Questioni ancora aperte
Certo, i nodi ancora da sciogliere non mancano. Se ne possono individuare almeno quattro. Il primo è politico. Alcuni paesi europei recalcitrano in modo clamoroso di fronte all’accoglienza dei profughi, con stili e motivazioni diverse: dai muri ungherese e bulgaro, all’isolazionismo danese, alle scelte autonome del Regno Unito, che finalmente si piega all’accoglienza, ma non segue Bruxelles. Un’Europa a due o tre velocità in materia di protezione dei diritti umani fondamentali appare un assurdo politico.

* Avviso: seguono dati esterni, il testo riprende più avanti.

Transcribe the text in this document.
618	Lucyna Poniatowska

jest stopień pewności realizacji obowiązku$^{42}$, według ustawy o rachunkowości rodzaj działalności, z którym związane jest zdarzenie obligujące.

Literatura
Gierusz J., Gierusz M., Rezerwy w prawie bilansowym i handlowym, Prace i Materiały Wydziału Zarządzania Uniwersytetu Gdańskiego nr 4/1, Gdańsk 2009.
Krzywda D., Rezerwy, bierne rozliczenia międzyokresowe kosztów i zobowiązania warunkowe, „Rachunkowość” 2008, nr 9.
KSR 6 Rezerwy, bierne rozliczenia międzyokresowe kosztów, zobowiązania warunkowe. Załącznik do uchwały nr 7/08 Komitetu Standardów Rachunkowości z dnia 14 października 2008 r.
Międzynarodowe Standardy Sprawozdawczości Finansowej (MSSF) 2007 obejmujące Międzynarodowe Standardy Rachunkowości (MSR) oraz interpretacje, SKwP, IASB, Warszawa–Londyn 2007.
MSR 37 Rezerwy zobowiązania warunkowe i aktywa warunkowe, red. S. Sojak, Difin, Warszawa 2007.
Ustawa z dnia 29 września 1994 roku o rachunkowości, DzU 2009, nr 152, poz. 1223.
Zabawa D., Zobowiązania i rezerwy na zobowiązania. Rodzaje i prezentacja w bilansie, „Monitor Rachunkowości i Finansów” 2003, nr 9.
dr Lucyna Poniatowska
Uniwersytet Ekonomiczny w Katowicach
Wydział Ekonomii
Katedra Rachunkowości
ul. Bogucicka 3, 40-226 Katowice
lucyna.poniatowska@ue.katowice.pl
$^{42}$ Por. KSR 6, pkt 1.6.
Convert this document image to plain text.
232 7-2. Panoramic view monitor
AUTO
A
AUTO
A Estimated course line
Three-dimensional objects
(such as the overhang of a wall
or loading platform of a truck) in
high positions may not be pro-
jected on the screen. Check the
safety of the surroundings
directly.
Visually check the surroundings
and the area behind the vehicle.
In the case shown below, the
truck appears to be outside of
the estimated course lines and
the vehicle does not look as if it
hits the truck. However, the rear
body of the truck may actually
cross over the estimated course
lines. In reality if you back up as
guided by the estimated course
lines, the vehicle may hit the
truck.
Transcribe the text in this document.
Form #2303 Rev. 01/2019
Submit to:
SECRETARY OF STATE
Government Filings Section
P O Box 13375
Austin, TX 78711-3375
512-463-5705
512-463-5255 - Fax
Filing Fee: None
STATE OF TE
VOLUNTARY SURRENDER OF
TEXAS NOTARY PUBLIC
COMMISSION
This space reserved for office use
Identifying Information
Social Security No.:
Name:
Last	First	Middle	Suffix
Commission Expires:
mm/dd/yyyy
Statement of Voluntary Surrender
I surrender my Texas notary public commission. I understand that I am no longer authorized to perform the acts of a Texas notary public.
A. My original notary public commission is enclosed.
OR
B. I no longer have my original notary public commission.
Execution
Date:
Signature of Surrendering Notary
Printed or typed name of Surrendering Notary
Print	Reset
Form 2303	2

In secondo luogo, va ribadito che le quote rappresentano un passo avanti, ma hanno un serio limite, antropologico e morale: non tengono conto delle aspirazioni dei richiedenti asilo. I rifugiati sono persone, non scarti imbarazzanti da suddividere in modo più o meno equo. Hanno conoscenze, legami e desideri che non necessariamente collimano con le destinazioni loro assegnate. Una volta inviati forzosamente in un determinato paese, potrebbero decidere di trasferirsi altrove. In questo caso perderebbero il diritto alla protezione umanitaria? Un terzo problema è quello di scongiurare rischiosi viaggi per mare, senza però impedire a chi fugge di raggiungere luoghi sicuri. La Caritas italiana ha già espresso delusione per la mancata apertura di canali umanitari. Le politiche di reinsediamento, di cui David Cameron si è fatto alfiere per non sottostare alle quote decise a Bruxelles, dovrebbero salire di priorità. Bisognerebbe cioè raccogliere le domande di asilo il più vicino possibile alle aree di crisi, esaminarle in tempi rapidi e, quando accette, provvedere a trasferire i profughi con regolari viaggi aerei. Il quarto nodo ci riguarda da vicino. Si riferisce alla prevedibile contropartita delle quote, ossia l’impegno a identificare e registrare i profughi al momento dello sbarco. Qui le incognite sono due: anzitutto, non è detto che gli esuli desiderino essere registrati nei luoghi di sbarco e forzarli appare discutibile. In secondo luogo, non si sa se passeranno e come funzioneranno le quote permanenti promesse: i profughi in eccedenza potrebbero rimanere a carico dei paesi di primo asilo. Insomma, l’Europa finalmente si muove, ma la partita è tutt’altro che chiusa. A questi primi passi, altri ne dovranno seguire.